Luc Besson has become a name best known for directing and producing action fare. But back in 1985, he was a little-known filmmaker with one dialogue-less feature to his name (the post-apocalyptic The Last Battle). With this minimal backdrop, he created the film that would make his first major mark and pave the way for what was to follow, the offbeat ensemble piece Subway.
Christopher Lambert (best known as the eponymous Highlander) is Fred, a safe-cracker invited to a high-class party on the whim of a bored trophy wife, Helena (Isabelle Adjani). He steals some papers from her safe and is pursued by her husband’s men into the Paris Metro. There, he gives them the slip and finds the subway is populated by an assortment of quirky characters, each with their own way of surviving in the underground after-hours world.
The meandering narrative weaves around the lives of Fred and Helena, as well as the police operatives (including a pair named “Batman” and “Robin”) and the miscreants and petty thieves who call the subway home. Amongst the latter are various musicians, who Fred takes it upon himself to for a band out of. They include a drummer, played by Besson’s ever-present friend, Jean Reno.
The plotting of Subway is clearly not Besson’s focus. Instead, he aims to depict a world that the general populace only brushes against. There are few scenes set outside the subway, but instead of being a constraint, Besson turns that into a virtue. The subway becomes a world in and of itself. It has brightly-lit shops and cafes on one side and gloomy tunnels full of fluorescents and rains of sparks.
The visual flair that would characterize Besson’s career is remarkably mature even at this early stage. He has a striking sense of cinematography that combines fluid, mobile camerawork with strong lighting choices that mean Subway is never less than a joy to look at.

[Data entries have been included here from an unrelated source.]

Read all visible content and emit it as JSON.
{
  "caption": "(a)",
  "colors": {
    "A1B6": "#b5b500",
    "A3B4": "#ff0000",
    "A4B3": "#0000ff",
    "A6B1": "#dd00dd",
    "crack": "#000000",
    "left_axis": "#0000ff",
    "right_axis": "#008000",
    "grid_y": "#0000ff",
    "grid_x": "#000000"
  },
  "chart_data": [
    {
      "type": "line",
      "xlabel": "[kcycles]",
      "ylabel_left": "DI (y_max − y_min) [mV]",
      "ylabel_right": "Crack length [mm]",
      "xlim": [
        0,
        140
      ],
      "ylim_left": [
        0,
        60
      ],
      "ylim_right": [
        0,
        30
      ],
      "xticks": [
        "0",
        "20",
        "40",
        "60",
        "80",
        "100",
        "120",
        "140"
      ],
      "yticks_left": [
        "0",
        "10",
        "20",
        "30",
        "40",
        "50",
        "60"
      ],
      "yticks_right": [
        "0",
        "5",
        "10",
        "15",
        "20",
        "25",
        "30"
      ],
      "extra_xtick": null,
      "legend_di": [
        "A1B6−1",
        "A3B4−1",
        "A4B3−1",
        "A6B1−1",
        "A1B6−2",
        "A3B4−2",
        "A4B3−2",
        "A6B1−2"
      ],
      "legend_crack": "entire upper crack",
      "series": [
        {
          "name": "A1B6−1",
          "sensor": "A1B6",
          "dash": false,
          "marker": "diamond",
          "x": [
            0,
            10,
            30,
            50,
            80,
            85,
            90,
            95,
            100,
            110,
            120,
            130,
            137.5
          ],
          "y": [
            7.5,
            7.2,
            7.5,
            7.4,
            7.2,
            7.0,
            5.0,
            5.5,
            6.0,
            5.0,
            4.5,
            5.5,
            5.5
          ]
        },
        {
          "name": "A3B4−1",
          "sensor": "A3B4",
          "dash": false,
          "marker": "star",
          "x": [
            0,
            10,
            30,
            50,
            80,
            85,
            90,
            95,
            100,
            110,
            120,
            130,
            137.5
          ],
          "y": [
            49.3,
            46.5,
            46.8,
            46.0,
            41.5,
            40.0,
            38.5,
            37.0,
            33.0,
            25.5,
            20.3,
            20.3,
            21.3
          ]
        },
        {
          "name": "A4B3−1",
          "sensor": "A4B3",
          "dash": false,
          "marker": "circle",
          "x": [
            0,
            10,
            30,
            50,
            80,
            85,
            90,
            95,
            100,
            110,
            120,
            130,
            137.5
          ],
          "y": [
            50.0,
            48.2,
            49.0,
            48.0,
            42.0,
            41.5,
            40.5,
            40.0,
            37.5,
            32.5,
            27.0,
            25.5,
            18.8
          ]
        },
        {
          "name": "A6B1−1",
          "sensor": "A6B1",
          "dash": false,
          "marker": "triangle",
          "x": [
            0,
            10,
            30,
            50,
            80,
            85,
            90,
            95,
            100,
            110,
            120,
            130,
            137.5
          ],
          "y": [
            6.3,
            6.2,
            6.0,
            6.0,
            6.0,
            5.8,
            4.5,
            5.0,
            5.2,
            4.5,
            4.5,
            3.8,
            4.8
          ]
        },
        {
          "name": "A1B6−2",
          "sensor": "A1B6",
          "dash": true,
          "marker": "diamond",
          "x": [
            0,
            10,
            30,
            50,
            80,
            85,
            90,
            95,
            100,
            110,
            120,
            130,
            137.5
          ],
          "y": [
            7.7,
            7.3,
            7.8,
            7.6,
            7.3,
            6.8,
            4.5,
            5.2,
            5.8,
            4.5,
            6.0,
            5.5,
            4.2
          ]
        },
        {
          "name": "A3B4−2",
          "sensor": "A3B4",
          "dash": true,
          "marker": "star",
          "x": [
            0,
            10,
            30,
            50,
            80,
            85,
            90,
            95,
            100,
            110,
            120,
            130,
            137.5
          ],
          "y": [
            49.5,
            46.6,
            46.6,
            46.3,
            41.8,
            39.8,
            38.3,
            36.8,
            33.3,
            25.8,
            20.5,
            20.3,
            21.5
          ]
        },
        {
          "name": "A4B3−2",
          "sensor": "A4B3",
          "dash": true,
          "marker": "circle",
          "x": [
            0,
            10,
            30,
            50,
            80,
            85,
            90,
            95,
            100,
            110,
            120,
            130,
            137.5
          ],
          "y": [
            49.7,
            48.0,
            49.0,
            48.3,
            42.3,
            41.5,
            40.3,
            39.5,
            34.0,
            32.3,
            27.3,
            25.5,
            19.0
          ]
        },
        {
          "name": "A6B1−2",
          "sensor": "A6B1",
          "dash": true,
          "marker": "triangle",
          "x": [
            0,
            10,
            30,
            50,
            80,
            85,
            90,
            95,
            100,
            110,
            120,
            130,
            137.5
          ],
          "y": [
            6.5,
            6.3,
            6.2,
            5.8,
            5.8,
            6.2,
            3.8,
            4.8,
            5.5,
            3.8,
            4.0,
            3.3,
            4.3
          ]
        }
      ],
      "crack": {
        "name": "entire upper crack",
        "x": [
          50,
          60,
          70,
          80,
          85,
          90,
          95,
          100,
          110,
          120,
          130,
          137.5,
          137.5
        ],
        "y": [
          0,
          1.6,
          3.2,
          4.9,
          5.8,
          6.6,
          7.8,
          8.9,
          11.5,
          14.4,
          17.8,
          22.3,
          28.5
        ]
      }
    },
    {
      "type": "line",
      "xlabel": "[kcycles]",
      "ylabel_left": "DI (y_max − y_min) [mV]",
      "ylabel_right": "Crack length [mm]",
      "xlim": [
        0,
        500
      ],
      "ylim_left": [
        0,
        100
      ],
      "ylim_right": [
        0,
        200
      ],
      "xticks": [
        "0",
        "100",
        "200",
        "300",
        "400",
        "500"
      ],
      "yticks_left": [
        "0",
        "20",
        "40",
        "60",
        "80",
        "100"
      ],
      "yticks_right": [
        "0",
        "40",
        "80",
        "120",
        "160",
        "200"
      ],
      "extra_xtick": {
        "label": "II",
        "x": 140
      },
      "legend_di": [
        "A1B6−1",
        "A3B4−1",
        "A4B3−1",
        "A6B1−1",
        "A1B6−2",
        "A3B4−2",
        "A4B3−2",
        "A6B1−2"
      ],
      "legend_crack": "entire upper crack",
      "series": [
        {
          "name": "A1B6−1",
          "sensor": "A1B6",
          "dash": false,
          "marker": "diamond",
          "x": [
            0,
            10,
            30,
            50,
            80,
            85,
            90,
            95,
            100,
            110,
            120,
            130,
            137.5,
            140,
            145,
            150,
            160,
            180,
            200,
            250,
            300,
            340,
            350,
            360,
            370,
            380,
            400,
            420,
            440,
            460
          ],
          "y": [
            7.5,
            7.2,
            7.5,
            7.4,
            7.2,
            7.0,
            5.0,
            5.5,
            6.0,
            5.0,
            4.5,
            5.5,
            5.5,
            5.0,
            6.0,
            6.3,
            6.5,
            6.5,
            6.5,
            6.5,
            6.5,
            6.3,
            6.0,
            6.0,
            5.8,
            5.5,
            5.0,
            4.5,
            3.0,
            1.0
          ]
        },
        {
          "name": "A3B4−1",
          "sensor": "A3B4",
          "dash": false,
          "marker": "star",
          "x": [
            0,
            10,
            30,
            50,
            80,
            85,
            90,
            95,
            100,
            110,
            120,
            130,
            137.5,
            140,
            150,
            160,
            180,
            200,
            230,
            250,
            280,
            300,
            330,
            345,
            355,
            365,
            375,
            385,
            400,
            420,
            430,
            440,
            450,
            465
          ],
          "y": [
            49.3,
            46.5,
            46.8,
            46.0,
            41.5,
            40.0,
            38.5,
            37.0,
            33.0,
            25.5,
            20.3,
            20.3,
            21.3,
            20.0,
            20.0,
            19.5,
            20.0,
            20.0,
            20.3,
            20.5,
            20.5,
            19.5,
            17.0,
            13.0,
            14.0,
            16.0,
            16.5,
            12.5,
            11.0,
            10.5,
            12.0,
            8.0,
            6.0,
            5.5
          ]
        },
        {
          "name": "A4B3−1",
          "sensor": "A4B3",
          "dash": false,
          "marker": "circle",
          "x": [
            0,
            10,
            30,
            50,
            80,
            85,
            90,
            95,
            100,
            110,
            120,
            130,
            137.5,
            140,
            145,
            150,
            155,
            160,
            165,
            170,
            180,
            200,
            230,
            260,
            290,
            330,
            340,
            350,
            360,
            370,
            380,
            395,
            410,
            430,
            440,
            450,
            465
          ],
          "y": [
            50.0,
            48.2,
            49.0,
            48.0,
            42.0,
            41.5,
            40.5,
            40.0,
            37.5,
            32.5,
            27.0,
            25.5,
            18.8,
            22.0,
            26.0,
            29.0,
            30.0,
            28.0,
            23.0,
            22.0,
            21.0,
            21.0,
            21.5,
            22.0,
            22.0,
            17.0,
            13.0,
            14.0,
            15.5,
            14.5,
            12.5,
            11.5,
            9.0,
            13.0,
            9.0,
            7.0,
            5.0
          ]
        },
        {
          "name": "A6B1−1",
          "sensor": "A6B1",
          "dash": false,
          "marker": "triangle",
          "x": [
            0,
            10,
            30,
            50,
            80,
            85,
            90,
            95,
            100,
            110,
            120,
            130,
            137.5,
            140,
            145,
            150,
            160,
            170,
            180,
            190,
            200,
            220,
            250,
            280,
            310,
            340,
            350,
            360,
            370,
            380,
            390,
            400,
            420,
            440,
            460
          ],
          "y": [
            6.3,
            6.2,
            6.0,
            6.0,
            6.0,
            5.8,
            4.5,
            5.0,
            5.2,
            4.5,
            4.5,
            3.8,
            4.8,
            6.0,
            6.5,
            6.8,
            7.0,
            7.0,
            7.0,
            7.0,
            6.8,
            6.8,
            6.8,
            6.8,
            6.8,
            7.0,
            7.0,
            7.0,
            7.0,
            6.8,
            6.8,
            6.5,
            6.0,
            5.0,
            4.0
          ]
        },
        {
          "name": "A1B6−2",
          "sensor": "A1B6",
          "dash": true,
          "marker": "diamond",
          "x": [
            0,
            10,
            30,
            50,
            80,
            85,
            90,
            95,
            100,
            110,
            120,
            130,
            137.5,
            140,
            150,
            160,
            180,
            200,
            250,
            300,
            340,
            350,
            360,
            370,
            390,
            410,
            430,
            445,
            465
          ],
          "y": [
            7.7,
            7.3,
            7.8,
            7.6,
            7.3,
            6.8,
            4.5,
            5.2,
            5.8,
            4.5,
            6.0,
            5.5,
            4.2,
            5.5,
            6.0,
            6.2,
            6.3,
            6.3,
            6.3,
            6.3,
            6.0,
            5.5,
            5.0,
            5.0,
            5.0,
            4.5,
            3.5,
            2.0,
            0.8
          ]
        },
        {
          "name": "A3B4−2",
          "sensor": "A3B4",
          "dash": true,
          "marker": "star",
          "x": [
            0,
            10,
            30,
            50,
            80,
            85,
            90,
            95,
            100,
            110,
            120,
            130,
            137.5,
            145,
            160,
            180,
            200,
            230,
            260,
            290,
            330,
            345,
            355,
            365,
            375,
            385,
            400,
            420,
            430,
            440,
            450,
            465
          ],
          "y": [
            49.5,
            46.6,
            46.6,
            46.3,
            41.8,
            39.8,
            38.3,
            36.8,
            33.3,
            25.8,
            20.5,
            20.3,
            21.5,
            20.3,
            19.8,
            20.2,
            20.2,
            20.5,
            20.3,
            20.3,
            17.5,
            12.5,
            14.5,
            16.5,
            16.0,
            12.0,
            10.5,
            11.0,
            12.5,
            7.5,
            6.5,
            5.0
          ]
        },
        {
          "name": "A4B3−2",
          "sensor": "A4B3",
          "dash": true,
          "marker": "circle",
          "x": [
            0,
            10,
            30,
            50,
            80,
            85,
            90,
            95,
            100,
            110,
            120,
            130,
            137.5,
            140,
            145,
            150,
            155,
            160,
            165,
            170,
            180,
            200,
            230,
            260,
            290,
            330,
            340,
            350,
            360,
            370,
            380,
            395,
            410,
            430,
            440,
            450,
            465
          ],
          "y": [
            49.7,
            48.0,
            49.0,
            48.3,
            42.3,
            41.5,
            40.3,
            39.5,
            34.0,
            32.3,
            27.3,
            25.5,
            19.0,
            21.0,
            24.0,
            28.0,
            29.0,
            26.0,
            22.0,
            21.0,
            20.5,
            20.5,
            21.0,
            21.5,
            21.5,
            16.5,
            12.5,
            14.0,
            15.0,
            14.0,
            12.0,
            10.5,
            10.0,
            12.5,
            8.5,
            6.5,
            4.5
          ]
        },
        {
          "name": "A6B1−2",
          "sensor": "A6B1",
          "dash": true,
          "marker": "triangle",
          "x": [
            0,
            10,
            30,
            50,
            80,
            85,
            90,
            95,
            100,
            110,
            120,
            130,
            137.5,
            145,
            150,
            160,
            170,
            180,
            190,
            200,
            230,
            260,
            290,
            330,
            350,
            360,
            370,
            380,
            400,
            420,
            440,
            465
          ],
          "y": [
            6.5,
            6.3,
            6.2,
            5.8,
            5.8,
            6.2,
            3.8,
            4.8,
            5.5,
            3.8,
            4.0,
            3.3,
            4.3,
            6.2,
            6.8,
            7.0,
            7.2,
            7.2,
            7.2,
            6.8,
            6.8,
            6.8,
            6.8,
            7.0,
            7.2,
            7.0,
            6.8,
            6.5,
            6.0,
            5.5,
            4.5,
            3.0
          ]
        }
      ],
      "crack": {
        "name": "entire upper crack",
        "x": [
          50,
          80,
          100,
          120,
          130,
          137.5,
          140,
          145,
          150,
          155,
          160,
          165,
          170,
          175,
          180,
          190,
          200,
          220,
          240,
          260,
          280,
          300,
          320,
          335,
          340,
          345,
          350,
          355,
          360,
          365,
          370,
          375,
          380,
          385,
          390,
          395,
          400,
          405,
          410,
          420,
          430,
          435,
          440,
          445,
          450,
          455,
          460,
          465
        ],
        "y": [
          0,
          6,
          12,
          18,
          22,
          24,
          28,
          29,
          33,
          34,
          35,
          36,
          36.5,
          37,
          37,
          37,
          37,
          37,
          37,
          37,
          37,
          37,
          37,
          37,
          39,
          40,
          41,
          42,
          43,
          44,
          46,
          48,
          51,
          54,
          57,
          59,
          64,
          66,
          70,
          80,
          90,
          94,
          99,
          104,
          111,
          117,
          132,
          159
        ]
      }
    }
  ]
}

The emphasis on the visuals does seem to come at the cost of other elements. Most of the characters are woefully underdeveloped, even Fred. Only Adjani’s Helena gets any kind of arc or depth as she is shown to rebel against her life of luxury for the vibrance of life amongst the subway underclass. Adjani herself shows off some of her power as an actress, including a fine line in comic timing that her classic looks may belie.
A drifting film that has some great moments and clear indications of talent behind the camera, Subway may not demonstrate the finished Besson article, but it is a worthy watch all the same.